Back at the old First Republic site in East Newark, Smith said the borough has been in and out of court with Alma in efforts to get the company to properly secure the property against the potential of breakins and fire.

“They had to make sure that the buildings were boarded up safely, that all the electric was taken out, that the gas and water were shut off [with one exception], that nothing combustible was stored there,” Smith said.

As a safeguard that would allow two wireless companies to place antennas on the roof of two buildings, Smith said that Alma “had to put in a sprinkler system for the two cell towers within the stairwells that provide a means of egress for each building so you’d have a self-contained fire suppression system.”

Most of the infractions cited by the borough were fire code violations, according to Smith.

The mayor said the amount of the fines “mushroomed” over time, from the initial citations, as the company continued to contest the allegations, “and it took almost three years to cure all the violations.”

After initially engaging attorney Thomas Wall as special counsel in the matter, the borough later assigned its municipal prosecutor Michael Cifelli to take over, on the premise that as a specialist in environmental law in his private practice, Cifelli could expedite the case.

Legal fees will be part of the settlement agreement with Alma approved by the court, the mayor said.

Alma was represented in court by Dover attorney Vincent Nuzzi, who represented one of two N.J. state troopers who lost their jobs in the aftermath of being involved in a high-speed escort of a caravan of luxury cars along the Garden State Parkway in March 2012.

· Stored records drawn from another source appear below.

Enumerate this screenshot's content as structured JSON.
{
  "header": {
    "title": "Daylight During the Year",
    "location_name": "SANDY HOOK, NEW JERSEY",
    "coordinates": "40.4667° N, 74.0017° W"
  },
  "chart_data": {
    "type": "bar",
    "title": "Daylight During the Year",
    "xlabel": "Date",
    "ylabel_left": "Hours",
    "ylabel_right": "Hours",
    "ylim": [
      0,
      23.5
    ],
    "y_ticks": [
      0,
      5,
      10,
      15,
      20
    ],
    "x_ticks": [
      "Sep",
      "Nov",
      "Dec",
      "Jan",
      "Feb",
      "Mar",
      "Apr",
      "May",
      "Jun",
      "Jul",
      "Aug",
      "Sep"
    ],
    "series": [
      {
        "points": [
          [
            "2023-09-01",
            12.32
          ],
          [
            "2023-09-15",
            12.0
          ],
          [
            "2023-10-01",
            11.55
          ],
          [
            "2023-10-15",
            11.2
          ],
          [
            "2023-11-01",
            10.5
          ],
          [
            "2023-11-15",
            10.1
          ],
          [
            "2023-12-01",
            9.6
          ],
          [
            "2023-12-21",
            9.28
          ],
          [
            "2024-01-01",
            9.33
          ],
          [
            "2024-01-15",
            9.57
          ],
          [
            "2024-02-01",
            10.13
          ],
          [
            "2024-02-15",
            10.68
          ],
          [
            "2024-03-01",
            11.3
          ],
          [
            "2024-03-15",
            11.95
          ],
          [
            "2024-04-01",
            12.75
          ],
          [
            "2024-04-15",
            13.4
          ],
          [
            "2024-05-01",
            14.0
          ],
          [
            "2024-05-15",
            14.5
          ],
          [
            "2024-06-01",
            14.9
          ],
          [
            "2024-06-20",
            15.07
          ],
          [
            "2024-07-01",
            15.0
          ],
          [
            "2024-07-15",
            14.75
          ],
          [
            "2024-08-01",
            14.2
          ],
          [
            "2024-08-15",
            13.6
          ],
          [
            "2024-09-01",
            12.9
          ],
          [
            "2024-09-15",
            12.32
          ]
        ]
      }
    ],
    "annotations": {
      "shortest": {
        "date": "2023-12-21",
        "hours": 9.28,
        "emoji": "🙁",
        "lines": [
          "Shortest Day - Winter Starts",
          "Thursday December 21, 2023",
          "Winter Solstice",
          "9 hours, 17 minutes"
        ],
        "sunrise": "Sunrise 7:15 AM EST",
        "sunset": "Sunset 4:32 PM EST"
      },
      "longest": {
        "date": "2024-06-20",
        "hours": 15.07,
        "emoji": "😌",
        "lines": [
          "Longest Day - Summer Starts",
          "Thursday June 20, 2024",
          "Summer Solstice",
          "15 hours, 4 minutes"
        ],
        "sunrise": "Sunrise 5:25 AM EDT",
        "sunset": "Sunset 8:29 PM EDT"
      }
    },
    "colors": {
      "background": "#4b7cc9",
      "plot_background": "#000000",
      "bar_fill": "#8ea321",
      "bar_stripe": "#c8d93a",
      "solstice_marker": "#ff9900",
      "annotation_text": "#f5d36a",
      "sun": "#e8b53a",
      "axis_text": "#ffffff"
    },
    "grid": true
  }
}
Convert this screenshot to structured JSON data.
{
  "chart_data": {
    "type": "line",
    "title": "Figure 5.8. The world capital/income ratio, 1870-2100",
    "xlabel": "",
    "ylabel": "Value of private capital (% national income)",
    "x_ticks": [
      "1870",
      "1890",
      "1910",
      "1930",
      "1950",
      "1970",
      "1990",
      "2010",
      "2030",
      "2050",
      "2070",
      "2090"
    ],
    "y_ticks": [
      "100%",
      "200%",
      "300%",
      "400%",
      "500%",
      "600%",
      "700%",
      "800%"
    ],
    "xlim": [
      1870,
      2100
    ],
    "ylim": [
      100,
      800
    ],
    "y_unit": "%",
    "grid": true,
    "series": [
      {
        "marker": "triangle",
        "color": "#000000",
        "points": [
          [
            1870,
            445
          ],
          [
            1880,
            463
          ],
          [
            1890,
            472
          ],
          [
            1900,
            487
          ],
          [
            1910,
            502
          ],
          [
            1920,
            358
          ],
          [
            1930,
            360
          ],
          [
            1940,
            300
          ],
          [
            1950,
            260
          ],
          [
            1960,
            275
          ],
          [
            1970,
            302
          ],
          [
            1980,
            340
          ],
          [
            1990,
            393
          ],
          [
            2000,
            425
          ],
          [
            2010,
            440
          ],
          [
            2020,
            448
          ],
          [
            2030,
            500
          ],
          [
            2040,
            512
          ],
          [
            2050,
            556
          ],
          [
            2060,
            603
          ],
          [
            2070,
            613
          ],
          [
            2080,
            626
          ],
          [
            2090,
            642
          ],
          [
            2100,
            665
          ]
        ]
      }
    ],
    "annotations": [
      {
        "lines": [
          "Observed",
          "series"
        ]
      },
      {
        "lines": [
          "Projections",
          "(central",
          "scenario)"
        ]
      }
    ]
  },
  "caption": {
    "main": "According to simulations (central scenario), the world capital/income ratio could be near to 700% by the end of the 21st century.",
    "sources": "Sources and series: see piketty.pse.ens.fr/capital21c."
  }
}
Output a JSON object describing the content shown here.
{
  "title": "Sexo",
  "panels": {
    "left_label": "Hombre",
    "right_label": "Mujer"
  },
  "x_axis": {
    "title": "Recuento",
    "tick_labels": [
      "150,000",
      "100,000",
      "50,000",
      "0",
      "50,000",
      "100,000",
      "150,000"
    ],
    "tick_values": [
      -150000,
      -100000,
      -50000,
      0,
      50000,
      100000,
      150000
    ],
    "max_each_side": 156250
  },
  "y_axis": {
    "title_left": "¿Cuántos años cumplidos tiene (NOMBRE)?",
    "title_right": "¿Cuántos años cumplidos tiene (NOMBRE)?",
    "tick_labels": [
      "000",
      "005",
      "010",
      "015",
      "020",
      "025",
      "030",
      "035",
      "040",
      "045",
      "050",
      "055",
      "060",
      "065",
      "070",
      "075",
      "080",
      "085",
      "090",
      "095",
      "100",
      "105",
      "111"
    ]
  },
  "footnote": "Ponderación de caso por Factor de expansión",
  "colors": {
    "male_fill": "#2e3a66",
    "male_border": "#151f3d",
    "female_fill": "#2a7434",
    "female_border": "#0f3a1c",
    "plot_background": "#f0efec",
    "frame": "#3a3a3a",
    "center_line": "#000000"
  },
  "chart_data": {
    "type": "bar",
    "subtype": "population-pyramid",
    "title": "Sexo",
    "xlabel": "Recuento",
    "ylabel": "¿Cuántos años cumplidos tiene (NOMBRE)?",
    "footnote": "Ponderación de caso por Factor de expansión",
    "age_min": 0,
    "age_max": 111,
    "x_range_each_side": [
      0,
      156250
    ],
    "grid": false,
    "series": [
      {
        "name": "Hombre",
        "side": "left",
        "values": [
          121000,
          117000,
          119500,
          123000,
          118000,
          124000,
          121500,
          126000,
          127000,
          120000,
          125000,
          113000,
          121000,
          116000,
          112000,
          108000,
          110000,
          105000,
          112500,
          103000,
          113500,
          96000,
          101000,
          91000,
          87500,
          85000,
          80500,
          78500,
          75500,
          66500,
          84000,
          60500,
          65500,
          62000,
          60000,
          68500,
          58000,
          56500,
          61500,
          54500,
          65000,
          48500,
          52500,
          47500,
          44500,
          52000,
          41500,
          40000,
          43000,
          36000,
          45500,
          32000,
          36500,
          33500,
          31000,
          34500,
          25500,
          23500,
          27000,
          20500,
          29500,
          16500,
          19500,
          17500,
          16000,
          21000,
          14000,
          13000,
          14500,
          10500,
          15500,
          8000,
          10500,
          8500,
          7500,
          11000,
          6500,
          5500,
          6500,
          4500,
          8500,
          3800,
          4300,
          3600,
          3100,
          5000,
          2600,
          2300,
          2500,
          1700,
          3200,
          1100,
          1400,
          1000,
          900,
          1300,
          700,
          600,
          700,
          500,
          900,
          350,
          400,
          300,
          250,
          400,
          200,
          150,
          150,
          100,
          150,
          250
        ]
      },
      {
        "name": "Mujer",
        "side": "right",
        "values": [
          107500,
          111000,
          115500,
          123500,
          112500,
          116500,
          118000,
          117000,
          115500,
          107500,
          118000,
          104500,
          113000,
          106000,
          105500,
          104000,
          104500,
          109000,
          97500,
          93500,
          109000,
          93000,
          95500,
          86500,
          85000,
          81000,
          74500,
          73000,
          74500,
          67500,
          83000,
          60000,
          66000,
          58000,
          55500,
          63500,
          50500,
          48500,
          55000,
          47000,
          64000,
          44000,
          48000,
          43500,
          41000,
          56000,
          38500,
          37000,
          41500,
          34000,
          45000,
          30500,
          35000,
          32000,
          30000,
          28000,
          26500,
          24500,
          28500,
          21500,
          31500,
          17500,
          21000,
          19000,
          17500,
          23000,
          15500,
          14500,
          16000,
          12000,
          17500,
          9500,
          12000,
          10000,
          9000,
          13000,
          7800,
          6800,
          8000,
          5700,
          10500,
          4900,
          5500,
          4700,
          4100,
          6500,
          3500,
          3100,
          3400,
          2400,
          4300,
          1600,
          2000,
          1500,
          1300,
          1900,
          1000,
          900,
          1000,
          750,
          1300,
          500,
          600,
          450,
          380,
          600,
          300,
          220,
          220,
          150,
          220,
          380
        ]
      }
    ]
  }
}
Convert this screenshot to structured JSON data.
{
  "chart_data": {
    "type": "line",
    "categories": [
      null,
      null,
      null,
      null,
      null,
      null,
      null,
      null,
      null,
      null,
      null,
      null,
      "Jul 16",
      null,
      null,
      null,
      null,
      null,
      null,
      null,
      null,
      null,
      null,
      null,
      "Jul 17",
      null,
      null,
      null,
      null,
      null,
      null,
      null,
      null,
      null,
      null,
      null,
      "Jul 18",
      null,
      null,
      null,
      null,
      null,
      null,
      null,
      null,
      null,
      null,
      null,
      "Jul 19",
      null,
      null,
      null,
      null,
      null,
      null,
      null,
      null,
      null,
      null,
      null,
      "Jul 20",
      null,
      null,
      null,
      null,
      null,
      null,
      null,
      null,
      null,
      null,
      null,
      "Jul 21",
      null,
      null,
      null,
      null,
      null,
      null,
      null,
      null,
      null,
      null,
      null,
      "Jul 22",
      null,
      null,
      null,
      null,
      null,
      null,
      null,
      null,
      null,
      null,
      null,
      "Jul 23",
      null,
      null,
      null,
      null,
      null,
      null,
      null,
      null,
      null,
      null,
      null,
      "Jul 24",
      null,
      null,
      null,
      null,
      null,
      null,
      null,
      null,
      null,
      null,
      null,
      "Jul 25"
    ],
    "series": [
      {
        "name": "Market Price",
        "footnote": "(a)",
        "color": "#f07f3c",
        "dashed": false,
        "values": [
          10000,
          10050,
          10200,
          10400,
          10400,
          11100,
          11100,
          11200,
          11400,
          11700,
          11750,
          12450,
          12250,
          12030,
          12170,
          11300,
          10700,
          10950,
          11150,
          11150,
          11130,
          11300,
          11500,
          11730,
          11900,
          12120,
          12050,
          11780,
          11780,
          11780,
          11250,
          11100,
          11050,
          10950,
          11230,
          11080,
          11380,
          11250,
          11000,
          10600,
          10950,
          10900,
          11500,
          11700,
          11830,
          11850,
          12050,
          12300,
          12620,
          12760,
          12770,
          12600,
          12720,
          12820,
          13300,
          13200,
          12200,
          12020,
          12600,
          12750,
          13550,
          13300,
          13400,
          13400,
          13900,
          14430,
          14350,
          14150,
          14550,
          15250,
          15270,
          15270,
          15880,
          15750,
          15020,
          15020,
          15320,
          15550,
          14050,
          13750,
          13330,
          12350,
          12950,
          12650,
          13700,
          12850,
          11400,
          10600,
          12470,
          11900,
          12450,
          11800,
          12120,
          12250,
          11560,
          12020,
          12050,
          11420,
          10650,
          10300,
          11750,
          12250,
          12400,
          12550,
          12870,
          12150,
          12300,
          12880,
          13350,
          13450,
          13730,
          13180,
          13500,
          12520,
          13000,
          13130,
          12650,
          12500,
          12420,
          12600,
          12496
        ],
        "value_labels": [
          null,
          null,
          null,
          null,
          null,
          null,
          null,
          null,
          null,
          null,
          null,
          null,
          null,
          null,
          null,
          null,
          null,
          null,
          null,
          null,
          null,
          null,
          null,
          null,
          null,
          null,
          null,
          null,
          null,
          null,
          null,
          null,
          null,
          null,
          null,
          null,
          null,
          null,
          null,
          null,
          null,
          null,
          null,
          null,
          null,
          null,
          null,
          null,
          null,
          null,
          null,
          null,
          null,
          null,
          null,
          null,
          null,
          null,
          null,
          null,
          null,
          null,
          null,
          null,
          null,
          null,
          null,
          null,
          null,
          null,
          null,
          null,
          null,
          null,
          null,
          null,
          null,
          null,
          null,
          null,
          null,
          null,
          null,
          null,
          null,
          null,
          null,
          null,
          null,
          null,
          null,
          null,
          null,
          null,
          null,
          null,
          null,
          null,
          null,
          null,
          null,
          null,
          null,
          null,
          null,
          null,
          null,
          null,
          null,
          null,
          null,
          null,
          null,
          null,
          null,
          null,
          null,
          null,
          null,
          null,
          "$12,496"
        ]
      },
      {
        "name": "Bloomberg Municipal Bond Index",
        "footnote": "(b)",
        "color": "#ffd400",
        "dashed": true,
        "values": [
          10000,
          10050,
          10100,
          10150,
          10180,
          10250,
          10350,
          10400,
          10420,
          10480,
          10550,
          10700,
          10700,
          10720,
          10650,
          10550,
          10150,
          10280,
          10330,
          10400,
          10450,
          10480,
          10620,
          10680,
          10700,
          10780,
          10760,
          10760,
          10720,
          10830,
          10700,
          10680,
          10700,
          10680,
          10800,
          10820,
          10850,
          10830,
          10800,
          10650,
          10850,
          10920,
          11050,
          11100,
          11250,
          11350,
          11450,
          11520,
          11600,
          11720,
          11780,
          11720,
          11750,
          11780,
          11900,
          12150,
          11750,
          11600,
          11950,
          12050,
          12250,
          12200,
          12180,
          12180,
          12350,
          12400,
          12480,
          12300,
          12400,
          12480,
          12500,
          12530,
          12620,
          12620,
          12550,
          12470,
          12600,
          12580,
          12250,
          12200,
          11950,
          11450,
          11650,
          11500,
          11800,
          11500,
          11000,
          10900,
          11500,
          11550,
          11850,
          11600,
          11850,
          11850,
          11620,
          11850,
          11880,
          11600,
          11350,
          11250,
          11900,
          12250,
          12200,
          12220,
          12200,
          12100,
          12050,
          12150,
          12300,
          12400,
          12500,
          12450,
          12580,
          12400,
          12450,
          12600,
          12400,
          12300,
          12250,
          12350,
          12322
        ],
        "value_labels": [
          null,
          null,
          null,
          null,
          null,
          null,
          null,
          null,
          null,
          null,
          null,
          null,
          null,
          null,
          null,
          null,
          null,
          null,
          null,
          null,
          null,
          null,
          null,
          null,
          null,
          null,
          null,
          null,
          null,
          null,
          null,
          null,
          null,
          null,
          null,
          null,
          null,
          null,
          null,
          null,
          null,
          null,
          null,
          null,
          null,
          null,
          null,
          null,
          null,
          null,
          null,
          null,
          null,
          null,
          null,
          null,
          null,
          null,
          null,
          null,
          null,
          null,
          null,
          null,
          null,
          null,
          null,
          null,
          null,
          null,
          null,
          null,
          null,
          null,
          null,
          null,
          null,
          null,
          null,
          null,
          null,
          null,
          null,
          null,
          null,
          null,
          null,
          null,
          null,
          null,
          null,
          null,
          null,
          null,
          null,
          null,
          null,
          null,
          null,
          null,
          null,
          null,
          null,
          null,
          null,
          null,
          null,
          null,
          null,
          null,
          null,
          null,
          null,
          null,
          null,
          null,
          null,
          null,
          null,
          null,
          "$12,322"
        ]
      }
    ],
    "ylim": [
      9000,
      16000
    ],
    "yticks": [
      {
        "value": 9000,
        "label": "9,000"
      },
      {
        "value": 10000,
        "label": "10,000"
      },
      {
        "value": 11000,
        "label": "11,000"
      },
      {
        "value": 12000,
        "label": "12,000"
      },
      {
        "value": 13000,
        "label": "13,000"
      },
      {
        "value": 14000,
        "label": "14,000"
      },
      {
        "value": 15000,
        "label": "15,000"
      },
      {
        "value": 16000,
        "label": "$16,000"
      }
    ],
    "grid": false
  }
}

Now that this distraction appears to be settled, the borough can again refocus on its negotiations with Alma on what will happen to the former factory complex.

Both sides had five years to conclude a redevelopment agreement for the site, but now, according to Smith, “we’re well into our seventh or eighth year” of talks.

Smith said Alma initially intended to convert the industrial buildings – which have been registered as federal historic landmarks – to several hundred residential condominium apartments but when the real estate market turned sour in 2008, the company proposed switching to rental units.

Representatives of the borough and the company squabbled over the configuration and number of on-site parking spaces and over the tax abatement sought by Alma.

Smith said that while the borough was willing to go along with some form of an abatement, it had to be assured that it would be getting enough money to cover all the municipal costs associated with the project, particularly educating children living at the site.

At times, Smith said, discussions back and forth became heated and, finally, “we got to the point where we only had the lawyers and planners meet.”

Smith said he couldn’t recall when the last negotiation session was held.

The borough is also battling with Alma on another front – real estate taxes. Alma is appealing the taxes on its property from 2008 through to the current year, according to Smith.